I'm not sure what has come over me recently however I keep baking cupcakes! Now I am not very good at baking so mine never turn out exactly how they should, but still taste OK!  I was wondering if any of you guys like baking cupcakes? If so please post a photo and maybe even share the recipe! 





  	these were my latest creation - marshmellow cupcakes.  however they went wrong because they never rose up in the oven! you're meant to hollow them out and drop melted marshmellow into them but because mine were so small this just wasn't an option!


----------



## Cupquake03 (Jun 8, 2011)

As long as they taste good, right? They look delish!  I love cupcakes! I am kind of known as the cupcake queen to my coworkers...
  	I highly recommend The Cake Book by Tish Boyle for cake recipes, everything I have made from her cookbook is amazing. I also get a lot of recipes from Wilton's website. Here are a few pics of cupcakes I have made in the past year for various occasions. 

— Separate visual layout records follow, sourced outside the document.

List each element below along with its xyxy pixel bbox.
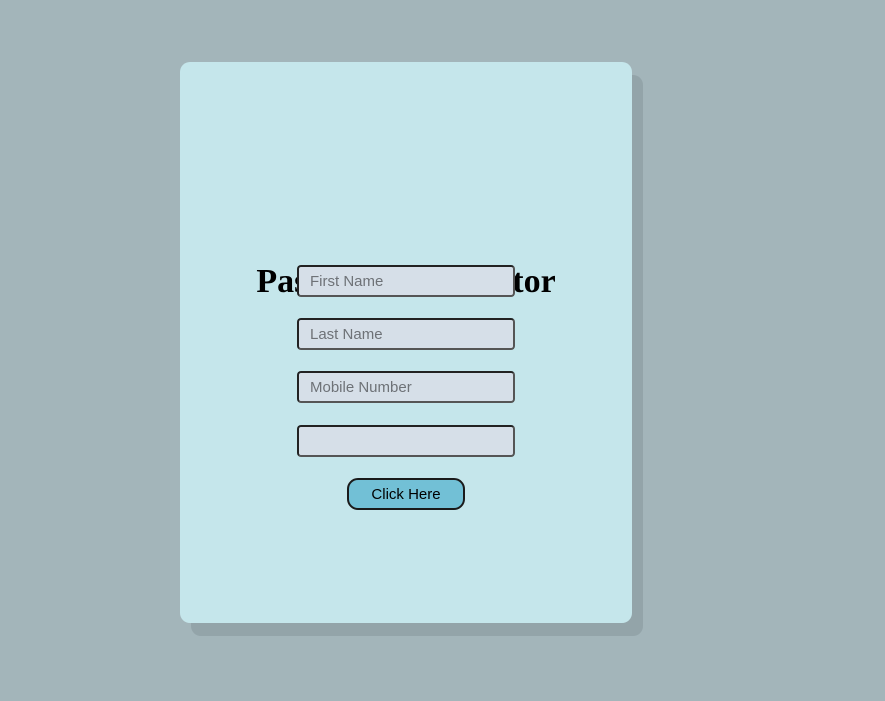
generate-button[interactable]: Click Here [347, 478, 465, 510]
mobile-number-input[interactable] [297, 371, 515, 403]
password-generator-card: Password Generator Click Here [180, 62, 632, 623]
first-name-input[interactable] [297, 265, 515, 297]
generated-password-output[interactable] [297, 425, 515, 457]
last-name-input[interactable] [297, 318, 515, 350]
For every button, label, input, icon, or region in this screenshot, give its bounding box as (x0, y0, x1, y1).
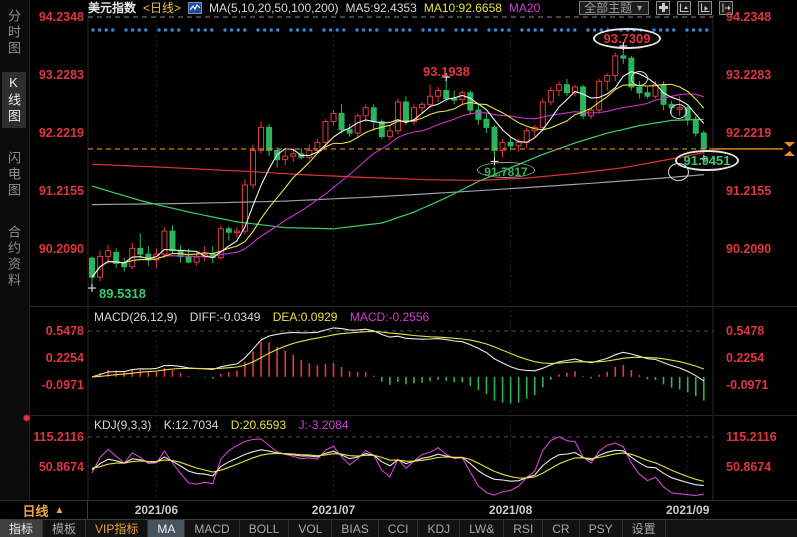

  	This is one of my all time fave, chocolate cupcakes with vanilla bean frosting! 




  	Here are some fun Pumpkin Cupcake Pops I made for halloween last year.. They are a pain to make but fun to eat! 




  	Yummy Red Velvet cake with white chocolate cream cheese frosting for Valentine's Day! 




  	These are actually brownies made in a mini cupcake pan then frosted with a light mint flavored buttercream. Green for St. Patty's Day!




  	I love chocolate! haha This day I made a batch of chocolate cupcakes and made vanilla frosting. I left a third of the frosting plain, added instant coffee to a third and cocoa powder to the last third. Chocolate cupcakes done 3 ways!


----------



## LMD84 (Jun 10, 2011)

oh my goodness!!! all your yummy creations put mine to shame! wow! i love your pumpkin pops! they are so cute!! 

  	i made some banoffee whoopie pies last week which tasted amazing! on sunday i shall be making choc peanut butter ones


----------



## Cupquake03 (Jun 10, 2011)

That sounds so yummy! Since posting this the other night, I have been wanting to make some cupcakes. Hopefully I'll get some time this weekend.


----------



## cupcake_x (Jul 19, 2011)

Everyones cupcakes looks delicious! I can't wait to post mine, I didn't post pictures of the vanilla butter cupcakes I made this weekend. Next time I bake, I shall certainly post 

  	Can we post recipies, too?


----------



## SubwayDreaming (Aug 7, 2011)

Here are some cupcakes I made.  Yellow cupcakes with buttercream frosting and coconut cupcakes with cream cheese frosting.


----------



## paperfishies (Jan 15, 2012)

These are some of my creations!  I love to bake!


----------



## EOTD-Fanny (May 9, 2012)

They all look delicious!
  	I´m not a good baker,
  	but I can cook.
  	I wish I could bake too...


----------